目覚めるとそこは廃墟 作:海砂
先頭に真っ白な猫ちゃん。続いて、平々凡々な女子高生である私、片岡よし子。そしてシンガリがイケメンザンス軍人ことカルロスさん。
うーん、どう好意的に見ても不審な三人組です。あ、みるくちゃんをちゃんと人数に数えてあげないと、彼はガチでブチ切れますヨ。
そんな不審者達の愉快な珍道中です。時々ゾンビさんがヴァーっと飛び出してくるのを除けば、ですけどね。……って、もしかしてそれも含めての珍道中なんでしょうか。私にはよくわかりません。
それはともかく。しばらくの間私達は街中をウロウロしていたのですが、残念ながら一人の生存者ともお会いすることができませんでした。
亡くなられた方ならたくさん……その中には、カルロスさんの同僚だったというジョージさんとリチャードさんもいらっしゃいました。お一人発見するたびに、カルロスさんの口数が少なくなっていきました。こころなしか、みるくちゃんの足取りもとぼとぼしています。自然と私もしょんぼりしてしまいました……空気がとても重いです。あんなに青かった空も、いつの間にか曇り空へと変わっていました。
「カルロスさん!」
私は意を決してカルロスさんに話しかけました。カルロスさんには(もちろん私にもですけど)目的があるんです。こんな所でおちんこ出る場合じゃないんです!!
「え? おち……何だって?」
カルロスさんが怪訝な顔をしています。何も変なことは言ってませんよ? こんな所でおちんこ出られないって言っただけです!!

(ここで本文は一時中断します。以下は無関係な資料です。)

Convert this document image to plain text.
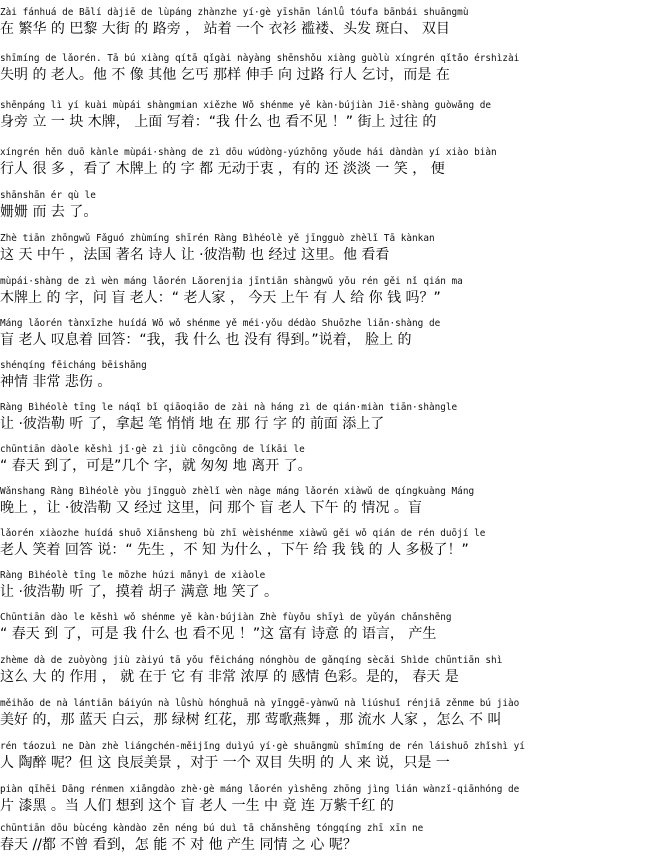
Zài fánhuá de Bālí dàjiē de lùpáng zhànzhe yí·gè yīshān lánlǚ tóufa bānbái shuāngmù
在 繁华 的 巴黎 大街 的 路旁 ， 站着 一个 衣衫 褴褛、头发 斑白、 双目
shīmíng de lǎorén. Tā bú xiàng qítā qǐgài nàyàng shēnshǒu xiàng guòlù xíngrén qǐtǎo érshìzài
失明 的 老人。他 不 像 其他 乞丐 那样 伸手 向 过路 行人 乞讨，而是 在
shēnpáng lì yí kuài mùpái shàngmian xiězhe Wǒ shénme yě kàn·bújiàn Jiē·shàng guòwǎng de
身旁 立 一 块 木牌， 上面 写着：“我 什么 也 看不见 ！” 街上 过往 的
xíngrén hěn duō kànle mùpái·shàng de zì dōu wúdòng-yúzhōng yǒude hái dàndàn yí xiào biàn
行人 很 多 ，看了 木牌上 的 字 都 无动于衷 ，有的 还 淡淡 一 笑 ， 便
shānshān ér qù le
姗姗 而 去 了。
Zhè tiān zhōngwǔ Fǎguó zhùmíng shīrén Ràng Bìhéolè yě jīngguò zhèlǐ Tā kànkan
这 天 中午 ，法国 著名 诗人 让 ·彼浩勒 也 经过 这里。他 看看
mùpái·shàng de zì wèn máng lǎorén Lǎorenjia jīntiān shàngwǔ yǒu rén gěi nǐ qián ma
木牌上 的 字，问 盲 老人：“ 老人家 ， 今天 上午 有 人 给 你 钱 吗？”
Máng lǎorén tànxīzhe huídá Wǒ wǒ shénme yě méi·yǒu dédào Shuōzhe liǎn·shàng de
盲 老人 叹息着 回答：“我，我 什么 也 没有 得到。”说着， 脸上 的
shénqíng fēicháng bēishāng
神情 非常 悲伤 。
Ràng Bìhéolè tīng le náqǐ bǐ qiāoqiāo de zài nà háng zì de qián·miàn tiān·shàngle
让 ·彼浩勒 听 了，拿起 笔 悄悄 地 在 那 行 字 的 前面 添上了
chūntiān dàole kěshì jǐ·gè zì jiù cōngcōng de líkāi le
“ 春天 到了，可是”几个 字，就 匆匆 地 离开 了。
Wǎnshang Ràng Bìhéolè yòu jīngguò zhèlǐ wèn nàge máng lǎorén xiàwǔ de qíngkuàng Máng
晚上 ，让 ·彼浩勒 又 经过 这里，问 那个 盲 老人 下午 的 情况 。盲
lǎorén xiàozhe huídá shuō Xiānsheng bù zhī wèishénme xiàwǔ gěi wǒ qián de rén duōjí le
老人 笑着 回答 说：“ 先生 ，不 知 为什么 ，下午 给 我 钱 的 人 多极了！”
Ràng Bìhéolè tīng le mōzhe húzi mǎnyì de xiàole
让 ·彼浩勒 听 了，摸着 胡子 满意 地 笑了 。
Chūntiān dào le kěshì wǒ shénme yě kàn·bújiàn Zhè fùyǒu shīyì de yǔyán chǎnshēng
“ 春天 到 了，可是 我 什么 也 看不见 ！”这 富有 诗意 的 语言， 产生
zhème dà de zuòyòng jiù zàiyú tā yǒu fēicháng nónghòu de gǎnqíng sècǎi Shìde chūntiān shì
这么 大 的 作用 ， 就 在于 它 有 非常 浓厚 的 感情 色彩。是的， 春天 是
měihǎo de nà lántiān báiyún nà lǜshù hónghuā nà yīnggē-yànwǔ nà liúshuǐ rénjiā zěnme bú jiào
美好 的，那 蓝天 白云，那 绿树 红花，那 莺歌燕舞 ，那 流水 人家 ，怎么 不 叫
rén táozuì ne Dàn zhè liángchén-měijǐng duìyú yí·gè shuāngmù shīmíng de rén láishuō zhǐshì yí
人 陶醉 呢？但 这 良辰美景 ，对于 一个 双目 失明 的 人 来 说，只是 一
piàn qīhēi Dāng rénmen xiǎngdào zhè·gè máng lǎorén yìshēng zhōng jìng lián wànzǐ-qiānhóng de
片 漆黑 。当 人们 想到 这个 盲 老人 一生 中 竟 连 万紫千红 的
chūntiān dōu bùcéng kàndào zěn néng bú duì tā chǎnshēng tóngqíng zhī xīn ne
春天 //都 不曾 看到，怎 能 不 对 他 产生 同情 之 心 呢？
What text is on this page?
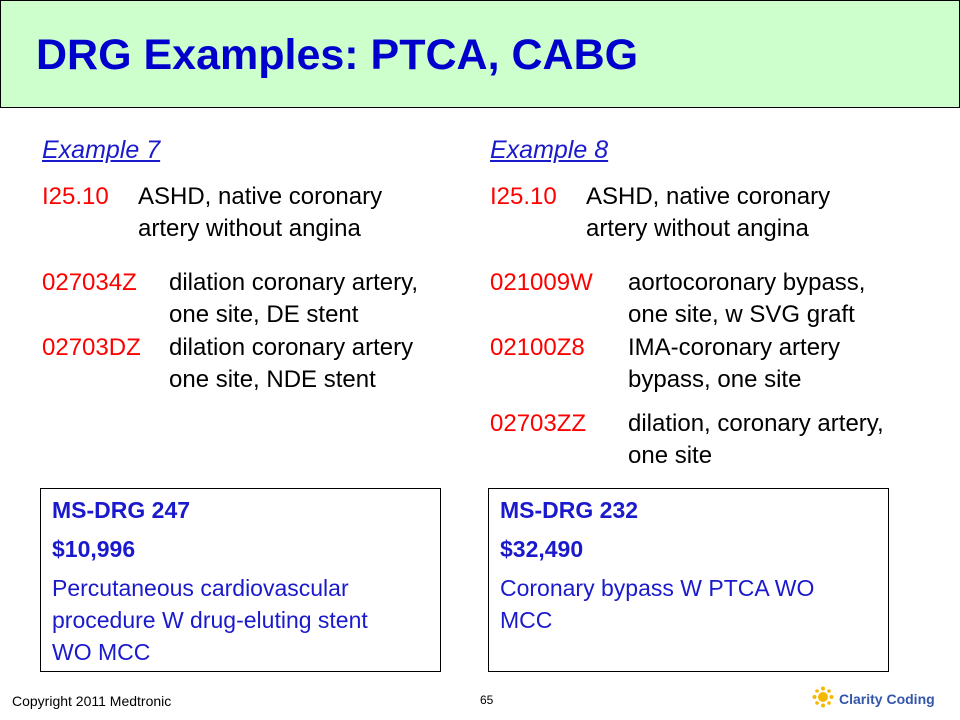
DRG Examples: PTCA, CABG
Example 7
I25.10 ASHD, native coronary
artery without angina
027034Z dilation coronary artery,
one site, DE stent
02703DZ dilation coronary artery
one site, NDE stent
MS-DRG 247
$10,996
Percutaneous cardiovascular
procedure W drug-eluting stent
WO MCC
Example 8
I25.10 ASHD, native coronary
artery without angina
021009W aortocoronary bypass,
one site, w SVG graft
02100Z8 IMA-coronary artery
bypass, one site
02703ZZ dilation, coronary artery,
one site
MS-DRG 232
$32,490
Coronary bypass W PTCA WO
MCC
Copyright 2011 Medtronic	65	Clarity Coding
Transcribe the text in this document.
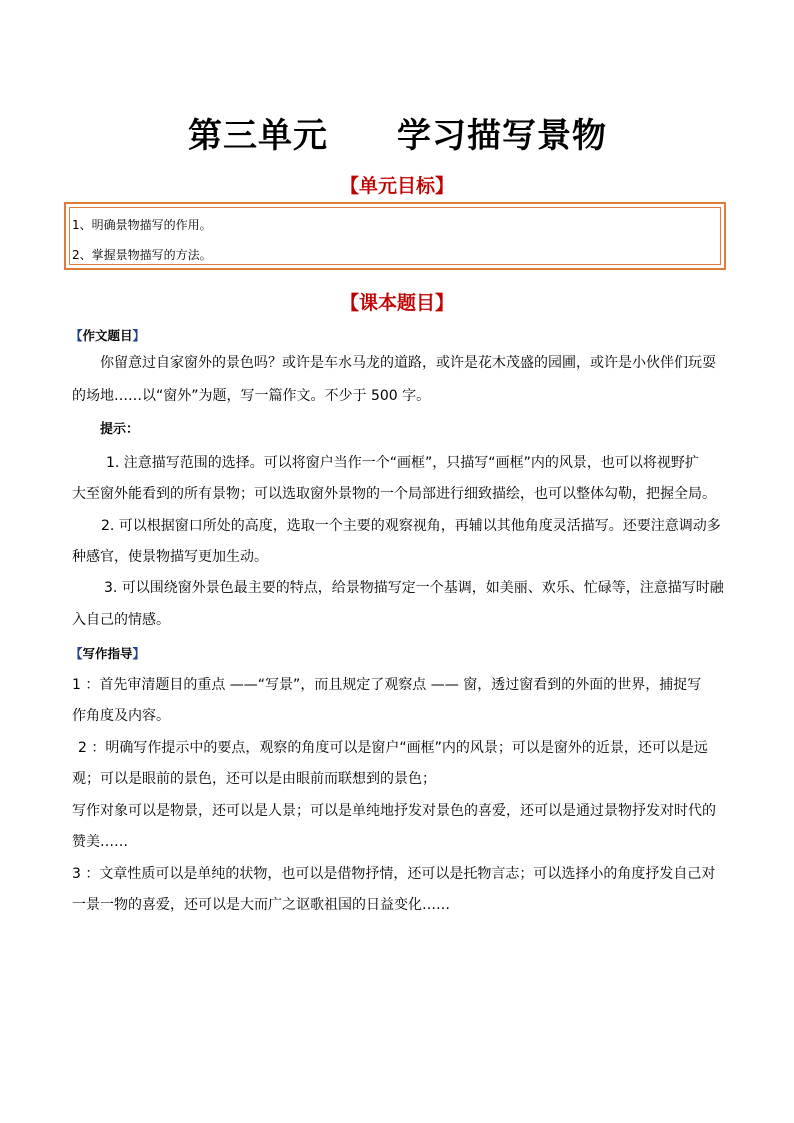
第三单元 学习描写景物
【单元目标】
1、明确景物描写的作用。
2、掌握景物描写的方法。
【课本题目】
【作文题目】
你留意过自家窗外的景色吗？或许是车水马龙的道路，或许是花木茂盛的园圃，或许是小伙伴们玩耍
的场地……以“窗外”为题，写一篇作文。不少于 500 字。
提示：
1. 注意描写范围的选择。可以将窗户当作一个“画框”，只描写“画框”内的风景，也可以将视野扩
大至窗外能看到的所有景物；可以选取窗外景物的一个局部进行细致描绘，也可以整体勾勒，把握全局。
2. 可以根据窗口所处的高度，选取一个主要的观察视角，再辅以其他角度灵活描写。还要注意调动多
种感官，使景物描写更加生动。
3. 可以围绕窗外景色最主要的特点，给景物描写定一个基调，如美丽、欢乐、忙碌等，注意描写时融
入自己的情感。
【写作指导】
1 ：首先审清题目的重点 ——“写景”，而且规定了观察点 —— 窗，透过窗看到的外面的世界，捕捉写
作角度及内容。
2 ：明确写作提示中的要点，观察的角度可以是窗户“画框”内的风景；可以是窗外的近景，还可以是远
观；可以是眼前的景色，还可以是由眼前而联想到的景色；
写作对象可以是物景，还可以是人景；可以是单纯地抒发对景色的喜爱，还可以是通过景物抒发对时代的
赞美……
3 ：文章性质可以是单纯的状物，也可以是借物抒情，还可以是托物言志；可以选择小的角度抒发自己对
一景一物的喜爱，还可以是大而广之讴歌祖国的日益变化……
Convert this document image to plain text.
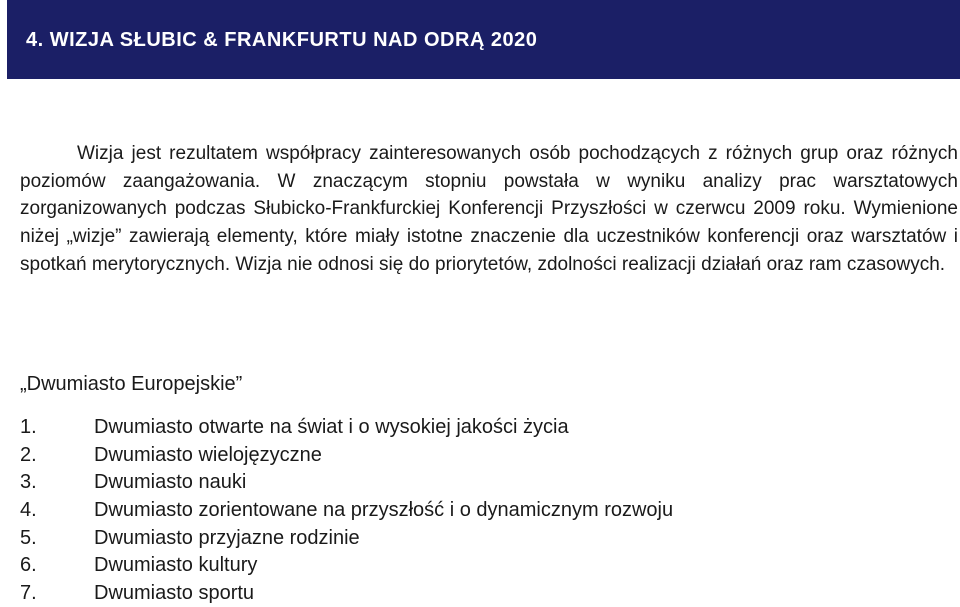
4. WIZJA SŁUBIC & FRANKFURTU NAD ODRĄ 2020

Wizja jest rezultatem współpracy zainteresowanych osób pochodzących z różnych grup oraz różnych poziomów zaangażowania. W znaczącym stopniu powstała w wyniku analizy prac warsztatowych zorganizowanych podczas Słubicko-Frankfurckiej Konferencji Przyszłości w czerwcu 2009 roku. Wymienione niżej „wizje” zawierają elementy, które miały istotne znaczenie dla uczestników konferencji oraz warsztatów i spotkań merytorycznych. Wizja nie odnosi się do priorytetów, zdolności realizacji działań oraz ram czasowych.

„Dwumiasto Europejskie”

1.	Dwumiasto otwarte na świat i o wysokiej jakości życia
2.	Dwumiasto wielojęzyczne
3.	Dwumiasto nauki
4.	Dwumiasto zorientowane na przyszłość i o dynamicznym rozwoju
5.	Dwumiasto przyjazne rodzinie
6.	Dwumiasto kultury
7.	Dwumiasto sportu
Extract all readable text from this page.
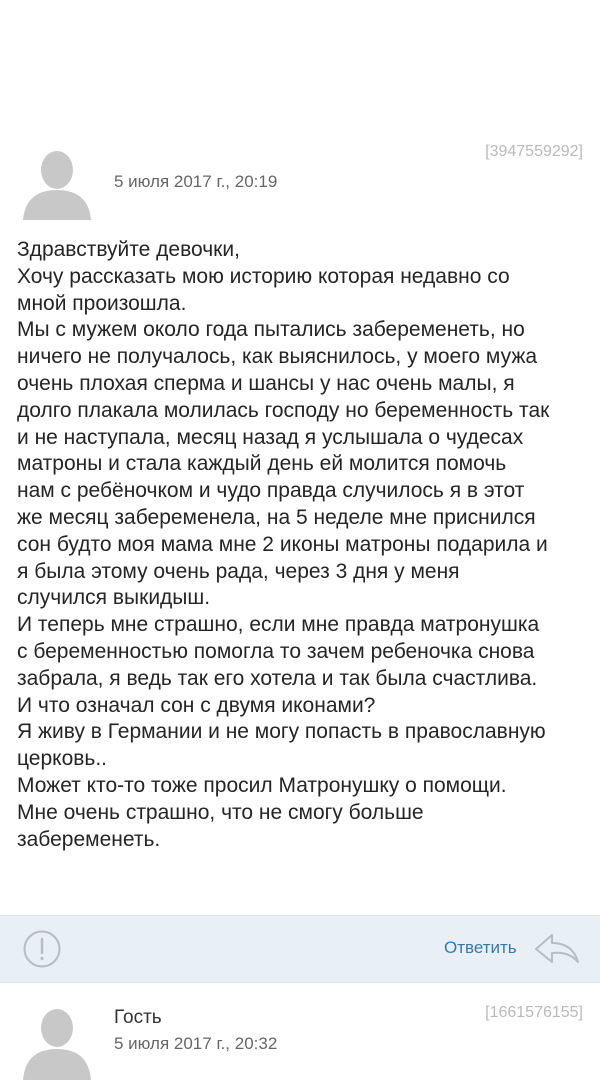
[3947559292]
5 июля 2017 г., 20:19

Здравствуйте девочки,

Хочу рассказать мою историю которая недавно со

мной произошла.

Мы с мужем около года пытались забеременеть, но

ничего не получалось, как выяснилось, у моего мужа

очень плохая сперма и шансы у нас очень малы, я

долго плакала молилась господу но беременность так

и не наступала, месяц назад я услышала о чудесах

матроны и стала каждый день ей молится помочь

нам с ребёночком и чудо правда случилось я в этот

же месяц забеременела, на 5 неделе мне приснился

сон будто моя мама мне 2 иконы матроны подарила и

я была этому очень рада, через 3 дня у меня

случился выкидыш.

И теперь мне страшно, если мне правда матронушка

с беременностью помогла то зачем ребеночка снова

забрала, я ведь так его хотела и так была счастлива.

И что означал сон с двумя иконами?

Я живу в Германии и не могу попасть в православную

церковь..

Может кто-то тоже просил Матронушку о помощи.

Мне очень страшно, что не смогу больше

забеременеть.

Ответить
Гость	[1661576155]
5 июля 2017 г., 20:32
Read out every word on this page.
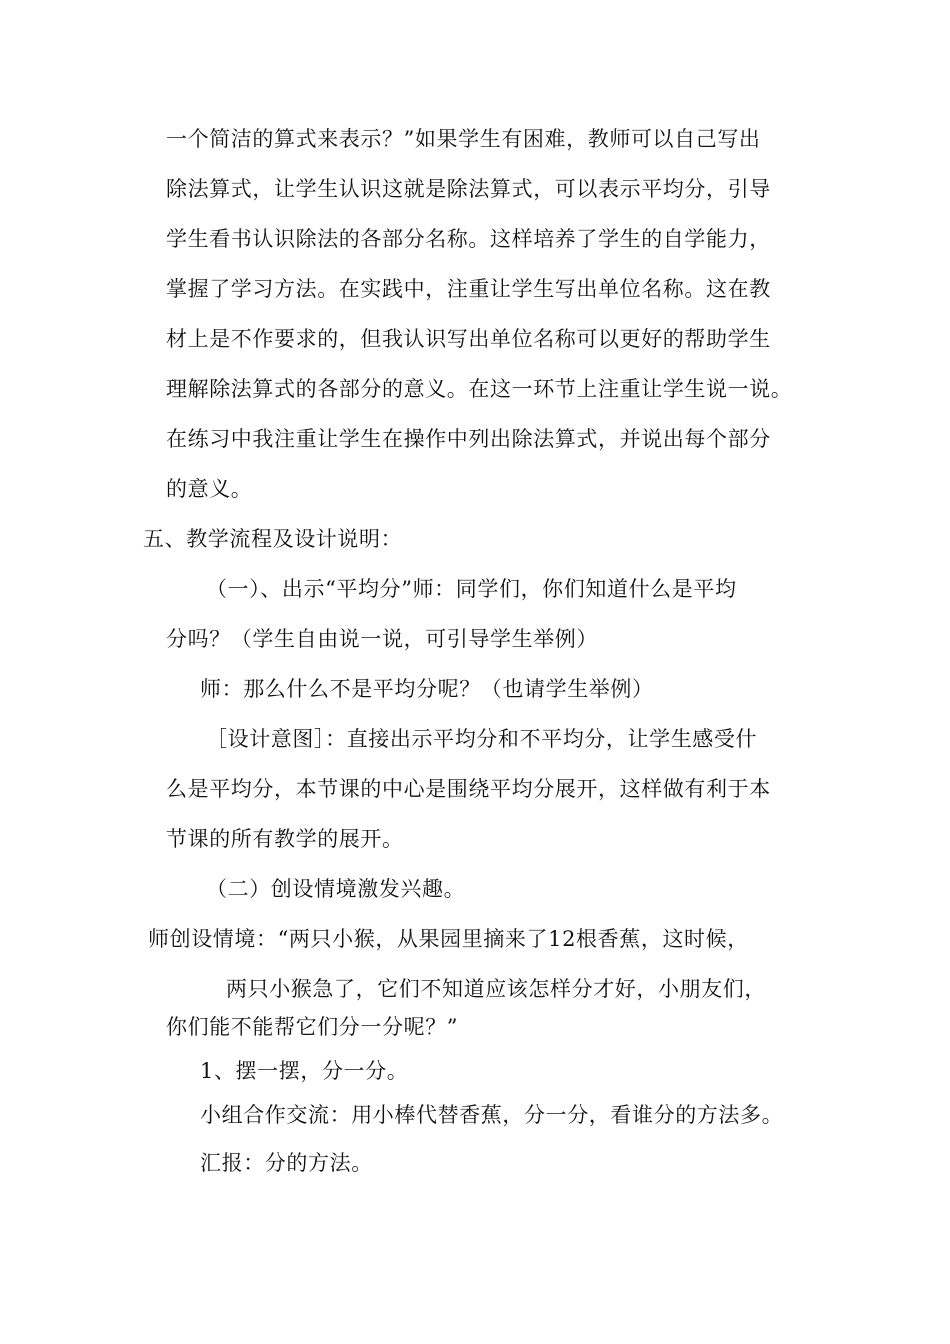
一个简洁的算式来表示？”如果学生有困难，教师可以自己写出
除法算式，让学生认识这就是除法算式，可以表示平均分，引导
学生看书认识除法的各部分名称。这样培养了学生的自学能力，
掌握了学习方法。在实践中，注重让学生写出单位名称。这在教
材上是不作要求的，但我认识写出单位名称可以更好的帮助学生
理解除法算式的各部分的意义。在这一环节上注重让学生说一说。
在练习中我注重让学生在操作中列出除法算式，并说出每个部分
的意义。
五、教学流程及设计说明：
（一）、出示“平均分”师：同学们，你们知道什么是平均
分吗？（学生自由说一说，可引导学生举例）
师：那么什么不是平均分呢？（也请学生举例）
［设计意图］：直接出示平均分和不平均分，让学生感受什
么是平均分，本节课的中心是围绕平均分展开，这样做有利于本
节课的所有教学的展开。
（二）创设情境激发兴趣。
师创设情境：“两只小猴，从果园里摘来了12根香蕉，这时候，
两只小猴急了，它们不知道应该怎样分才好，小朋友们，
你们能不能帮它们分一分呢？”
1、摆一摆，分一分。
小组合作交流：用小棒代替香蕉，分一分，看谁分的方法多。
汇报：分的方法。
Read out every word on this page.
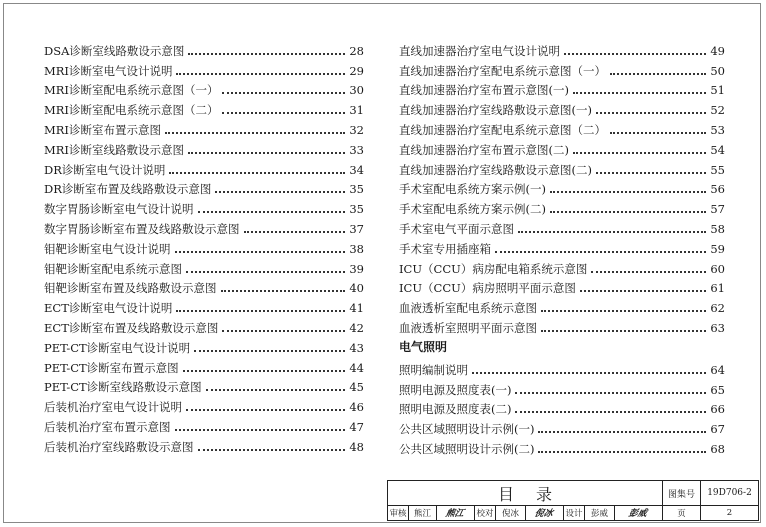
DSA诊断室线路敷设示意图	28
MRI诊断室电气设计说明	29
MRI诊断室配电系统示意图（一）	30
MRI诊断室配电系统示意图（二）	31
MRI诊断室布置示意图	32
MRI诊断室线路敷设示意图	33
DR诊断室电气设计说明	34
DR诊断室布置及线路敷设示意图	35
数字胃肠诊断室电气设计说明	35
数字胃肠诊断室布置及线路敷设示意图	37
钼靶诊断室电气设计说明	38
钼靶诊断室配电系统示意图	39
钼靶诊断室布置及线路敷设示意图	40
ECT诊断室电气设计说明	41
ECT诊断室布置及线路敷设示意图	42
PET-CT诊断室电气设计说明	43
PET-CT诊断室布置示意图	44
PET-CT诊断室线路敷设示意图	45
后装机治疗室电气设计说明	46
后装机治疗室布置示意图	47
后装机治疗室线路敷设示意图	48
直线加速器治疗室电气设计说明	49
直线加速器治疗室配电系统示意图（一）	50
直线加速器治疗室布置示意图(一)	51
直线加速器治疗室线路敷设示意图(一)	52
直线加速器治疗室配电系统示意图（二）	53
直线加速器治疗室布置示意图(二)	54
直线加速器治疗室线路敷设示意图(二)	55
手术室配电系统方案示例(一)	56
手术室配电系统方案示例(二)	57
手术室电气平面示意图	58
手术室专用插座箱	59
ICU（CCU）病房配电箱系统示意图	60
ICU（CCU）病房照明平面示意图	61
血液透析室配电系统示意图	62
血液透析室照明平面示意图	63
电气照明
照明编制说明	64
照明电源及照度表(一)	65
照明电源及照度表(二)	66
公共区域照明设计示例(一)	67
公共区域照明设计示例(二)	68
目录	图集号	19D706-2
审核 熊江	熊江 校对 倪冰	倪冰 设计 彭威	彭威	页	2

「おちこんで……おちんこでて……いや、ねーだろそれはwwwwwwww」
何故かカルロスさんは突然吹き出すと、そのまましばらくおなかを抱えて笑い転げていました。何だかよくわかりませんが、カルロスさんに元気が出たのであれば、きっとよいこと言ったんですよ、うん!
「ははっ、確かにお嬢ちゃんの言うとおりだ。悲しむのはいつだってできるが、オレ達にゃ、今やらなきゃいけないことがある。そうそう落ち込んでなんか……ブフッ……」
また思い出したように大爆笑しています。何がそんなにおかしいんでしょうね、みるくちゃん?
みるくちゃんにもよくわからないようで、何だか白い目でカルロスさんを見ていました。
カルロスさんの大爆笑がひと段落ついたところで、思い出したようにゾンビさん達が襲ってきました。そうでした、ここはゾンビあふれるラクーンシティでした。それにしても、実に空気の読めるゾンビさん達です。どこかのムラカミさんとは大違いですね。今頃あの人、どこで何やってんでしょーか。
とか考えている間に、カルロスさんが全部やっつけてくれちゃいました。さすがです。
「お嬢ちゃん、ケガないか?」
なーんて、とっても爽やかな笑顔で言われた日にゃ、本当メロメロになってしまいますヨ(ただしイケメンに限る)
「Carlos!? Carlos=Oliveira!?」
その時です。私でもカルロスさんでも、勿論みるくちゃんでもない声が聞こえてきました。ゾンビさんは言葉をしゃべれないのでハナから対象外です。
私達は、声のした方を振り返りました。すると、……ひええええ、ち、血まみれの、ガタイのいいオッサンがこっちに向かって突進していますー!!!!?!
私とみるくちゃんは、一目散に逃げました。ですが、カルロスさんは顔見知りだったようで、駆け寄ってきたオッサンと、何故かガシーンと抱き合っています。
カルロスさんも、イケメンの割には細マッチョではなく太マッチョの範疇に入ります。オッサンはどう見てもガッツリマッチョです。抱き合ってます。あれですね、さぶと薔薇ですね。よく知りませんけど。
「xxxx!xxxxxxxxxxxxxxx!」
「xxxxx! xxx xxxxxxx!」
うりゅー……早口の英語は全く聞き取れないんですが……。ムサいオッサン二人(もうこの際、カルロスさんもオッサンでいいと思います)がハイテンションで抱き合ったり肩を叩いたりしているのを、私とみるくちゃんは遠巻きに見ていることにしました。だって近付きたくないですもん。汗臭そうだし。